The story of Ola, from a ride-hailing pioneer to an electric vehicle (EV) aspirant, is now a cautionary tale about the perils of losing focus. Founder Bhavish Aggarwal's grand vision of creating a interconnected tech empire has hit serious roadblocks, with Ola Electric's core business sputtering and its stock price in a freefall.
The Ambitious Pivot and Its Cost
Since founding Ola Cabs in 2010, Bhavish Aggarwal has launched a series of businesses at a frenetic pace. His vision connected ride-sharing, food delivery, electric scooters, digital payments, and even AI models for Indian languages into one unified theory. However, this polymath ambition has blurred the company's strategic identity. The latest move—selling home inverters through retail stores originally built for electric scooters—highlights a scramble for revenue as the primary engine falters.
The data reveals a stark picture. Ola Electric's share of the electric two-wheeler market has collapsed from 36.7% in 2024 to roughly 16% by the end of 2025. Its "Futurefactory," once touted as a global game-changer, is now being redirected towards energy storage solutions. Meanwhile, market leadership has decisively shifted to established players like TVS, Bajaj, and its key rival, Ather Energy.
Operational Chaos and Investor Flight
The company's troubles extend beyond strategy to daily operations. Social media platforms are flooded with customer complaints about non-existent service centres, debilitating software bugs that render scooters unusable, and an utterly overwhelmed customer support system. This operational friction has severely damaged brand trust.
Investors have borne the brunt of this turmoil. Following its high-profile Initial Public Offering (IPO) in August 2024 at ₹76 per share, Ola Electric's stock has nosedived to around ₹40, marking a devastating 47% decline. This erosion of market capitalisation reflects a severe crisis of confidence.
The Fox vs. The Hedgehog: A Lesson in Focus
Analysts point to a chronic lack of focus as the root cause. The management philosophy from "Good to Great" distinguishes between the fox, who chases many ideas, and the hedgehog, who simplifies the world into one core concept.
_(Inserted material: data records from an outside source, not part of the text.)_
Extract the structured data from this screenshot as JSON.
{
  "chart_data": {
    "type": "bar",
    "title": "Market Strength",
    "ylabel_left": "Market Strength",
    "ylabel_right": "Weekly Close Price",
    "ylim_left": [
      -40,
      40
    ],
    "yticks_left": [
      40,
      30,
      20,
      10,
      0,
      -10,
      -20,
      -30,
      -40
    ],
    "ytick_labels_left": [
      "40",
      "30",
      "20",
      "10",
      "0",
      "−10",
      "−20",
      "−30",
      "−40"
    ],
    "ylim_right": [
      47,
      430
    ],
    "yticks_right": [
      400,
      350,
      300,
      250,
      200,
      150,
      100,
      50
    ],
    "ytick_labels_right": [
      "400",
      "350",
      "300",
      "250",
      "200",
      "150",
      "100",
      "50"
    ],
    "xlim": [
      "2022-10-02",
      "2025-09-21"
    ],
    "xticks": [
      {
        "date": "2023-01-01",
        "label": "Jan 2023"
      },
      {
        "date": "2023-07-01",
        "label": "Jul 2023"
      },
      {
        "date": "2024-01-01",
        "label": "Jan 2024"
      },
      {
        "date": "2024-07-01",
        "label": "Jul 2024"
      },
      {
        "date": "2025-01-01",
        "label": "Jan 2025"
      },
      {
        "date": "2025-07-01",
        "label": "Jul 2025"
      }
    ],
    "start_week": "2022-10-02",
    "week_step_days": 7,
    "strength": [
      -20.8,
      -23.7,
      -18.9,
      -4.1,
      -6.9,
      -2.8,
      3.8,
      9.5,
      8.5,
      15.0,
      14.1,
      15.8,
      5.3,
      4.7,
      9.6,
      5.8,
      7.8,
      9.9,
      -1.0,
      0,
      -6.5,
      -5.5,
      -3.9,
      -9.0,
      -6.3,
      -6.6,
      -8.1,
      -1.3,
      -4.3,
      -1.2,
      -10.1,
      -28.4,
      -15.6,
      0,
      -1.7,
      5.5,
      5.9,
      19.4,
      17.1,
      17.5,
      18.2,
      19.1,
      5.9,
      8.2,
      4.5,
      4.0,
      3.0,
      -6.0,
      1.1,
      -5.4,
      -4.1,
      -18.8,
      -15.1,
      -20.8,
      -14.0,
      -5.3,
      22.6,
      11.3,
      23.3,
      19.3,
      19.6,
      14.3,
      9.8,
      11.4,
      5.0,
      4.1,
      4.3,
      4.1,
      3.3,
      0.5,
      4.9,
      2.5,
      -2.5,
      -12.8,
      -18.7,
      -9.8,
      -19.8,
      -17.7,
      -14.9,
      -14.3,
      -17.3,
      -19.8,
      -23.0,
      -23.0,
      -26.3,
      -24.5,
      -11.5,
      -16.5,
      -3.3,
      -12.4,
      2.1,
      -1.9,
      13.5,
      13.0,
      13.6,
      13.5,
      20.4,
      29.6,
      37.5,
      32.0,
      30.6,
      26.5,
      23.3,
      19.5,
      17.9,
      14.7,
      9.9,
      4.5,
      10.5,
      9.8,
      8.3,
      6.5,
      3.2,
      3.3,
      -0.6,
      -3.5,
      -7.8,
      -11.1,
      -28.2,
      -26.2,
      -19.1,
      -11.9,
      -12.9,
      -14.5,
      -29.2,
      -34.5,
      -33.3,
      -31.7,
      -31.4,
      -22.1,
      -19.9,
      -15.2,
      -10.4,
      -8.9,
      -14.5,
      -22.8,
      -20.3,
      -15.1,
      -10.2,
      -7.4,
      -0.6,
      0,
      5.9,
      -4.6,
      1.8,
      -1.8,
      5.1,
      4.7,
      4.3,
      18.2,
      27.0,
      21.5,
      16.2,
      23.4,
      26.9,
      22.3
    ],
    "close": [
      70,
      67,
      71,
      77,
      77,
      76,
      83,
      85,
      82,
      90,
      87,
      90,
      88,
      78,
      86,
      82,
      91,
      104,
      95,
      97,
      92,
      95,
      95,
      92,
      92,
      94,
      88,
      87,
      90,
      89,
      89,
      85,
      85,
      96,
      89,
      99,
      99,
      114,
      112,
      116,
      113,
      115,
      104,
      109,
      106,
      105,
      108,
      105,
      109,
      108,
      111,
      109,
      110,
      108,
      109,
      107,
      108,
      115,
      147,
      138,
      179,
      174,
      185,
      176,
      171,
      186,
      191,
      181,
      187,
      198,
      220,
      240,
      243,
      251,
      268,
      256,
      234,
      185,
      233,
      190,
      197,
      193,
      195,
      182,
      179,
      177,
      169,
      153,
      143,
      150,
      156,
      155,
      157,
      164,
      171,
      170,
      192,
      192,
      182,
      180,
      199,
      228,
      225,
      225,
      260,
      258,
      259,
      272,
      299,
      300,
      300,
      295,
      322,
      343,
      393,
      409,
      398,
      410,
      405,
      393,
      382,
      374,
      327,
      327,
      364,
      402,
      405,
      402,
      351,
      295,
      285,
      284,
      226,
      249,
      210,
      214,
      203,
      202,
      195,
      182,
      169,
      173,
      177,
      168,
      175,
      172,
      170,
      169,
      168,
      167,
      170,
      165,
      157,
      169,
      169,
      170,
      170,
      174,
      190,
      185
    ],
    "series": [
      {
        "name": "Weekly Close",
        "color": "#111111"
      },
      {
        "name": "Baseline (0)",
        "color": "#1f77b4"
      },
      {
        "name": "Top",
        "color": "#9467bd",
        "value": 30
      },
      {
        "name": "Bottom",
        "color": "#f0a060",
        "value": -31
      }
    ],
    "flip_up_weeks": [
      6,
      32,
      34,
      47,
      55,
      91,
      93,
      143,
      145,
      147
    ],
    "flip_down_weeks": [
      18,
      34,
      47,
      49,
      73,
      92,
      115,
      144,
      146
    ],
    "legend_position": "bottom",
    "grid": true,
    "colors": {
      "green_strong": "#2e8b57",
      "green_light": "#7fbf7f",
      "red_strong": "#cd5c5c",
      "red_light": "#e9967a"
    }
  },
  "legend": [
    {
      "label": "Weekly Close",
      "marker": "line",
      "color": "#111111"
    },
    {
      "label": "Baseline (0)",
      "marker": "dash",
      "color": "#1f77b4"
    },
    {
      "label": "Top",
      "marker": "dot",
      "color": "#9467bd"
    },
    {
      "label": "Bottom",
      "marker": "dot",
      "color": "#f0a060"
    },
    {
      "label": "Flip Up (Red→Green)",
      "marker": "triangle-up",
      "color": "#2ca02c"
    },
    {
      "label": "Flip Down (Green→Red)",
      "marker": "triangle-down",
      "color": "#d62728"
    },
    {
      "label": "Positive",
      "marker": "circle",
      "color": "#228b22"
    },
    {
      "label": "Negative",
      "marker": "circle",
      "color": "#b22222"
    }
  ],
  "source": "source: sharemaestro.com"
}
Aggarwal's approach resembles the fox, constantly leaping to new ventures without solidifying the previous one, thereby failing to build a durable operational moat.
While Ola engaged in grand narratives of being a national champion against global rivals, competitors like Ather Energy focused on the fundamentals: engineering, research & development, and controlled scaling. This disciplined, hedgehog-like approach has made Ather the benchmark in the premium electric two-wheeler segment today.
Key Takeaways for India's Startup Ecosystem
Ola's trajectory offers crucial lessons for other entrepreneurs. First, synergy is not a standalone strategy. Having a database of EV buyers does not guarantee they will purchase inverters; adjacency must be earned through excellence. Second, the cult of the founder-hero has limits. A company of Ola's scale needs to evolve from founder-led crisis management to system-driven governance. Finally, for hardware and infrastructure-heavy businesses in the 2020s, sustainable advantage lies in mastering unglamorous operations—supply chains, manufacturing quality, and service networks—not just disruptive ideas.
Ola remains a significant entity in India's EV landscape, and Aggarwal's boldness is an asset for the nation's industrial growth. However, the current chapter underscores that audacity, without relentless execution and strategic focus, is insufficient for long-term success.